Book talk: Curriculum updates only targeting specific students

Journalist Zubeida Mustafa said that the textbooks of subjects other than Islamiat also contain religious chapters


Our Correspondent February 26, 2016
PHOTO: AFP

KARACHI:


Even if local textbooks are updated, their impact will not be widespread until public schools across the board adopt them.


Discussing the curriculum of peace and hate on the first day of the fourth Children’s Literature Festival, Oxford University Press (OUP) managing director Ameena Saiyid shared her experience of updating the curriculum for government schools. The OUP was asked to submit manuscripts but they were not approved due to specific issues with the religious ideologies mentioned in OUP textbooks, she said. “We publish books containing what actually happened while the text books that are taught at government schools have changed the history,” said Saiyid. “Unfortunately, OUP books are only used in private schools and we can only change the mindset of specific readers.”

If a student has developed the hobby of reading from home and school, then he or she will not only read textbooks but also storybooks and novels, said Saiyid. “It is sad to see that teacher dictate questions and answers while student learn them as it is,” she added, complaining about teaching methods.

Writer Rumana Husain agreed. “Our curriculum is politically motivated and our student’s minds are made according to this,” she said.

Seconding her view, journalist Zubeida Mustafa read a verse from a poem she learnt in her childhood, titled ‘Children Learn What They Live’. “Whatever you teach a child, he will only learn it throughout his life,” she said.
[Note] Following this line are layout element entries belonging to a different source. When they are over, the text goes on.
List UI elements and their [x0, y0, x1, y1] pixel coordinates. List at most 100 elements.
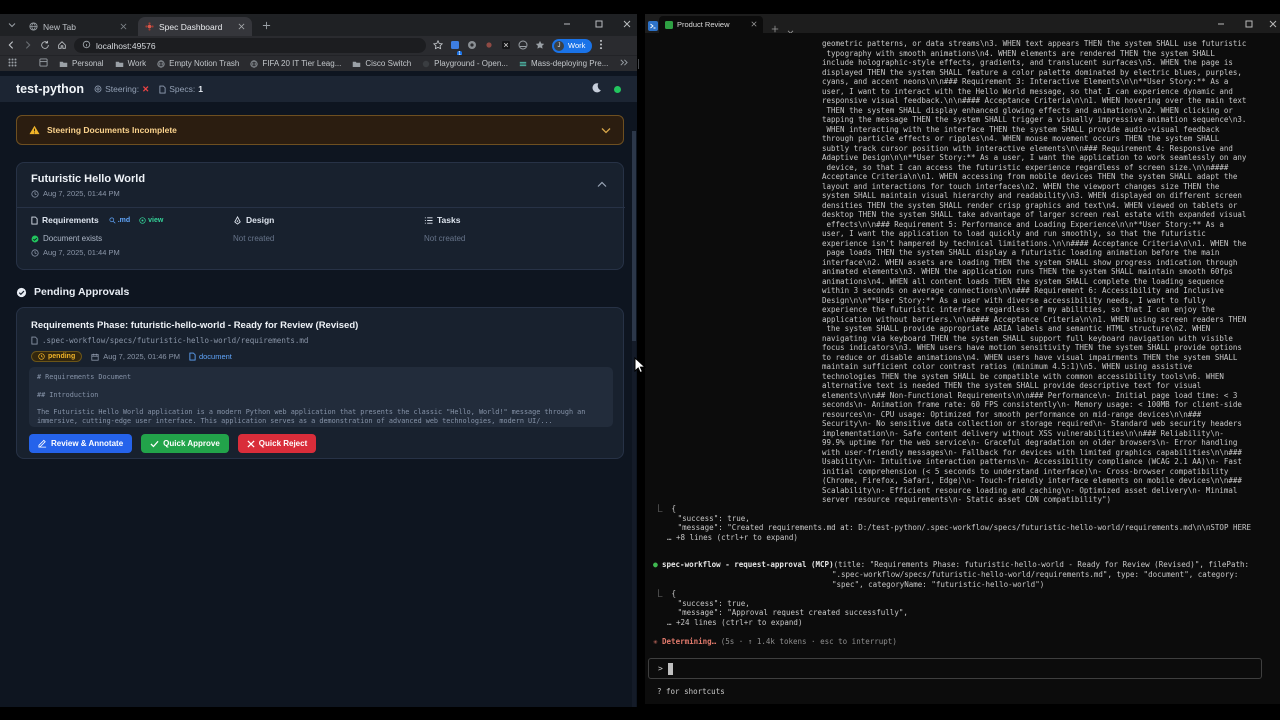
browser-toolbar: localhost:49576 1 J Work — [0, 36, 637, 57]
reading-list-icon[interactable] — [39, 58, 48, 69]
chevron-up-icon[interactable] — [597, 175, 607, 193]
tool-call-line: spec-workflow - request-approval (MCP)(t… — [662, 560, 1249, 570]
close-tab-icon[interactable] — [120, 22, 127, 32]
check-icon — [150, 440, 159, 447]
bookmark-work[interactable]: Work — [115, 59, 146, 68]
quick-reject-button[interactable]: Quick Reject — [237, 434, 317, 453]
extension-icon-3[interactable] — [484, 37, 494, 55]
url-text: localhost:49576 — [96, 40, 156, 51]
home-icon[interactable] — [57, 37, 67, 55]
bookmark-fifa[interactable]: FIFA 20 IT Tier Leag... — [250, 59, 341, 68]
bookmark-empty-notion-trash[interactable]: Empty Notion Trash — [157, 59, 239, 68]
browser-minimize-button[interactable] — [561, 18, 573, 30]
extension-icon-4[interactable] — [501, 37, 511, 55]
tool-call-args: (title: "Requirements Phase: futuristic-… — [833, 560, 1250, 569]
tool-call-name: spec-workflow - request-approval (MCP) — [662, 560, 834, 569]
browser-menu-icon[interactable] — [599, 37, 603, 55]
bookmark-star-icon[interactable] — [432, 37, 444, 55]
page-scrollbar-thumb[interactable] — [632, 131, 636, 341]
divider — [17, 207, 625, 208]
url-bar[interactable]: localhost:49576 — [74, 38, 426, 53]
document-icon — [159, 85, 166, 93]
requirements-status: Document exists — [31, 234, 163, 243]
warning-icon — [29, 125, 40, 135]
browser-close-button[interactable] — [621, 18, 633, 30]
bookmark-personal[interactable]: Personal — [59, 59, 104, 68]
tool-result-1-expand[interactable]: … +8 lines (ctrl+r to expand) — [667, 533, 798, 543]
terminal-titlebar: Product Review — [645, 14, 1280, 34]
browser-tabstrip: New Tab Spec Dashboard — [0, 14, 637, 36]
terminal-tab[interactable]: Product Review — [659, 16, 763, 33]
requirements-timestamp: Aug 7, 2025, 01:44 PM — [31, 248, 163, 257]
browser-maximize-button[interactable] — [593, 18, 605, 30]
bookmark-mass-deploying[interactable]: Mass-deploying Pre... — [519, 59, 608, 68]
tool-result-2-expand[interactable]: … +24 lines (ctrl+r to expand) — [667, 618, 802, 628]
x-icon — [247, 439, 255, 448]
terminal-tab-label: Product Review — [677, 20, 730, 29]
document-icon — [31, 216, 38, 224]
search-icon — [109, 216, 116, 224]
spec-dashboard-favicon — [145, 22, 154, 31]
site-info-icon[interactable] — [82, 40, 91, 51]
approval-badges: pending Aug 7, 2025, 01:46 PM document — [31, 351, 232, 362]
bookmarks-overflow-icon[interactable] — [619, 58, 629, 69]
approval-timestamp: Aug 7, 2025, 01:46 PM — [91, 352, 180, 361]
reload-icon[interactable] — [40, 37, 50, 55]
extension-icon-1[interactable]: 1 — [450, 37, 462, 57]
spec-card: Futuristic Hello World Aug 7, 2025, 01:4… — [16, 162, 625, 270]
side-panel-icon[interactable] — [535, 37, 545, 55]
product-review-icon — [665, 20, 673, 29]
chevron-down-icon[interactable] — [601, 121, 611, 139]
tab-new-tab[interactable]: New Tab — [22, 17, 134, 36]
terminal-input-box[interactable]: > — [648, 658, 1262, 679]
bookmark-playground[interactable]: Playground - Open... — [422, 59, 508, 68]
terminal-minimize-button[interactable] — [1215, 18, 1227, 30]
close-tab-icon[interactable] — [751, 20, 757, 29]
tool-result-2: ⎿ { "success": true, "message": "Approva… — [655, 589, 908, 617]
text-cursor — [668, 663, 673, 675]
steering-status: Steering: ✕ — [94, 84, 149, 95]
extension-icon-2[interactable] — [467, 37, 477, 55]
mouse-cursor — [634, 356, 647, 375]
dark-mode-toggle[interactable] — [591, 80, 602, 98]
back-icon[interactable] — [6, 37, 16, 55]
close-tab-icon[interactable] — [238, 22, 245, 32]
document-preview: # Requirements Document ## Introduction … — [29, 367, 613, 427]
approval-card: Requirements Phase: futuristic-hello-wor… — [16, 307, 624, 459]
column-design: Design Not created — [233, 215, 275, 243]
steering-warning-banner[interactable]: Steering Documents Incomplete — [16, 115, 624, 145]
tab-spec-dashboard[interactable]: Spec Dashboard — [138, 17, 252, 36]
browser-window: New Tab Spec Dashboard localhost:49576 1… — [0, 14, 714, 707]
terminal-content[interactable]: geometric patterns, or data streams\n3. … — [645, 33, 1280, 704]
check-circle-icon — [31, 235, 39, 242]
status-line: ✳ Determining… (5s · ↑ 1.4k tokens · esc… — [653, 637, 897, 647]
terminal-maximize-button[interactable] — [1243, 18, 1255, 30]
tab-label: Spec Dashboard — [159, 21, 223, 32]
approval-type-badge: document — [189, 352, 232, 361]
dashboard-header: test-python Steering: ✕ Specs: 1 — [0, 76, 637, 102]
steering-x: ✕ — [142, 83, 150, 94]
target-icon — [94, 85, 102, 93]
extension-icon-5[interactable] — [518, 37, 528, 55]
requirements-md-link[interactable]: .md — [109, 217, 130, 224]
quick-approve-button[interactable]: Quick Approve — [141, 434, 229, 453]
terminal-close-button[interactable] — [1267, 18, 1279, 30]
spec-dashboard-page: test-python Steering: ✕ Specs: 1 Steerin… — [0, 71, 637, 707]
new-tab-button[interactable] — [260, 19, 272, 31]
eye-icon — [139, 216, 146, 224]
review-annotate-button[interactable]: Review & Annotate — [29, 434, 133, 453]
tasks-status: Not created — [424, 234, 466, 243]
design-status: Not created — [233, 234, 275, 243]
warning-text: Steering Documents Incomplete — [47, 125, 177, 135]
forward-icon[interactable] — [23, 37, 33, 55]
requirements-view-link[interactable]: view — [139, 217, 163, 224]
status-detail: (5s · ↑ 1.4k tokens · esc to interrupt) — [720, 637, 897, 646]
calendar-icon — [91, 353, 99, 361]
profile-chip[interactable]: J Work — [552, 38, 593, 53]
tab-search-icon[interactable] — [6, 19, 18, 31]
connection-status-dot — [614, 85, 621, 93]
apps-grid-icon[interactable] — [8, 58, 17, 69]
bookmark-cisco-switch[interactable]: Cisco Switch — [352, 59, 411, 68]
globe-icon — [29, 22, 38, 31]
document-icon — [189, 352, 196, 361]
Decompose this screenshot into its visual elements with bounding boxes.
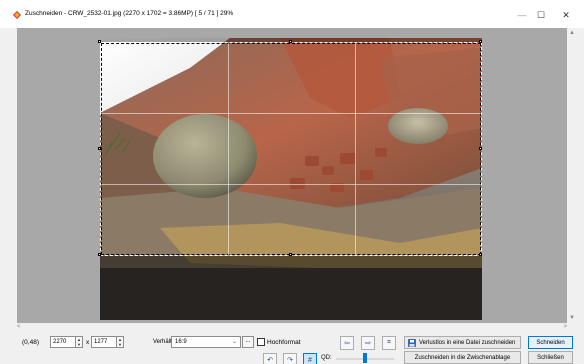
crop-dialog: Zuschneiden - CRW_2532-01.jpg (2270 x 17…: [0, 0, 584, 364]
crop-to-clipboard-button[interactable]: Zuschneiden in die Zwischenablage: [404, 351, 521, 364]
crop-handle-left[interactable]: [98, 147, 101, 150]
crop-grid-line: [101, 184, 481, 185]
maximize-button[interactable]: ☐: [527, 6, 555, 24]
rotate-left-button[interactable]: ↶: [263, 353, 277, 364]
close-window-button[interactable]: ✕: [552, 6, 580, 24]
crop-height-spinner[interactable]: ▲ ▼: [116, 336, 124, 348]
crop-selection[interactable]: [98, 40, 482, 256]
rotate-right-button[interactable]: ↷: [283, 353, 297, 364]
crop-origin-readout: (0,48): [22, 339, 39, 346]
crop-handle-right[interactable]: [479, 147, 482, 150]
scroll-up-icon[interactable]: ▲: [567, 28, 577, 38]
scroll-down-icon[interactable]: ▼: [567, 313, 577, 323]
crop-grid-line: [228, 43, 229, 255]
title-bar: Zuschneiden - CRW_2532-01.jpg (2270 x 17…: [0, 0, 584, 28]
crop-handle-top-left[interactable]: [98, 40, 101, 43]
crop-height-input[interactable]: 1277: [91, 336, 117, 348]
grid-toggle-button[interactable]: #: [303, 353, 317, 364]
qd-slider-thumb[interactable]: [363, 353, 367, 363]
crop-grid-line: [101, 113, 481, 114]
crop-button[interactable]: Schneiden: [528, 336, 573, 349]
save-disk-icon: [408, 338, 416, 347]
crop-shade-bottom: [100, 256, 482, 320]
horizontal-scrollbar[interactable]: < >: [17, 323, 567, 331]
portrait-checkbox-label: Hochformat: [267, 339, 301, 346]
crop-handle-top[interactable]: [289, 40, 292, 43]
image-viewport[interactable]: [17, 28, 567, 323]
ratio-select-value: 16:9: [175, 339, 187, 345]
crop-width-input[interactable]: 2270: [50, 336, 76, 348]
rotate-right-icon: ↷: [287, 357, 293, 364]
scroll-left-icon[interactable]: <: [17, 323, 21, 331]
window-title: Zuschneiden - CRW_2532-01.jpg (2270 x 17…: [25, 10, 234, 17]
scroll-right-icon[interactable]: >: [563, 323, 567, 331]
qd-label: QD:: [321, 355, 332, 361]
crop-handle-bottom-left[interactable]: [98, 253, 101, 256]
rotate-left-icon: ↶: [267, 357, 273, 364]
crop-handle-bottom-right[interactable]: [479, 253, 482, 256]
crop-grid-line: [355, 43, 356, 255]
custom-ratio-button[interactable]: ...: [242, 336, 254, 348]
next-image-button[interactable]: ⇨: [361, 336, 375, 350]
arrow-right-icon: ⇨: [365, 340, 371, 347]
ratio-select[interactable]: 16:9 ⌄: [171, 336, 241, 348]
previous-image-button[interactable]: ⇦: [340, 336, 354, 350]
crop-width-spinner[interactable]: ▲ ▼: [75, 336, 83, 348]
fit-crop-button[interactable]: ⌗: [382, 336, 396, 350]
arrow-left-icon: ⇦: [344, 340, 350, 347]
dimension-separator: x: [86, 339, 90, 346]
chevron-down-icon: ⌄: [231, 339, 237, 345]
close-button[interactable]: Schließen: [528, 351, 573, 364]
portrait-checkbox[interactable]: [257, 338, 265, 346]
irfanview-app-icon: [13, 11, 21, 19]
lossless-crop-label: Verlustlos in eine Datei zuschneiden: [419, 339, 516, 346]
fit-selection-icon: ⌗: [387, 339, 391, 346]
vertical-scrollbar[interactable]: ▲ ▼: [567, 28, 577, 323]
crop-handle-top-right[interactable]: [479, 40, 482, 43]
lossless-crop-button[interactable]: Verlustlos in eine Datei zuschneiden: [404, 336, 521, 349]
grid-icon: #: [308, 356, 312, 364]
crop-handle-bottom[interactable]: [289, 253, 292, 256]
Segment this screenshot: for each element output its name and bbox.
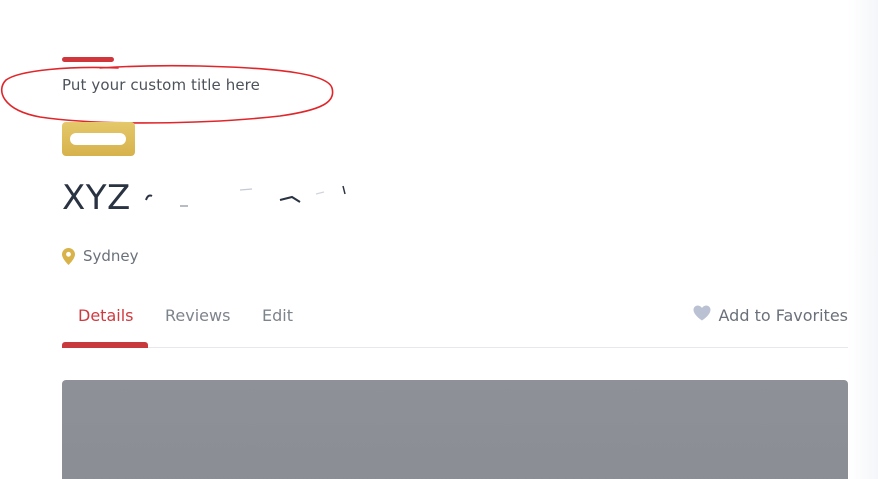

Criticising the curriculum, Mustafa said that the textbooks of subjects other than Islamiat also contain religious chapters. “Books for Urdu, social studies and other subjects should not have chapters on religious topics,” she said. Representing the Sindh government, education and literacy department’s curriculum wing head Dr Fauzia Khan mentioned that curriculum reform committees were formed when education became a provincial subject, in the aftermath of the 18th Amendment. After three years of hard work, the education department notified on Thursday the amended curriculum for class six to eight, she said.

Published in The Express Tribune, February 27th, 2016.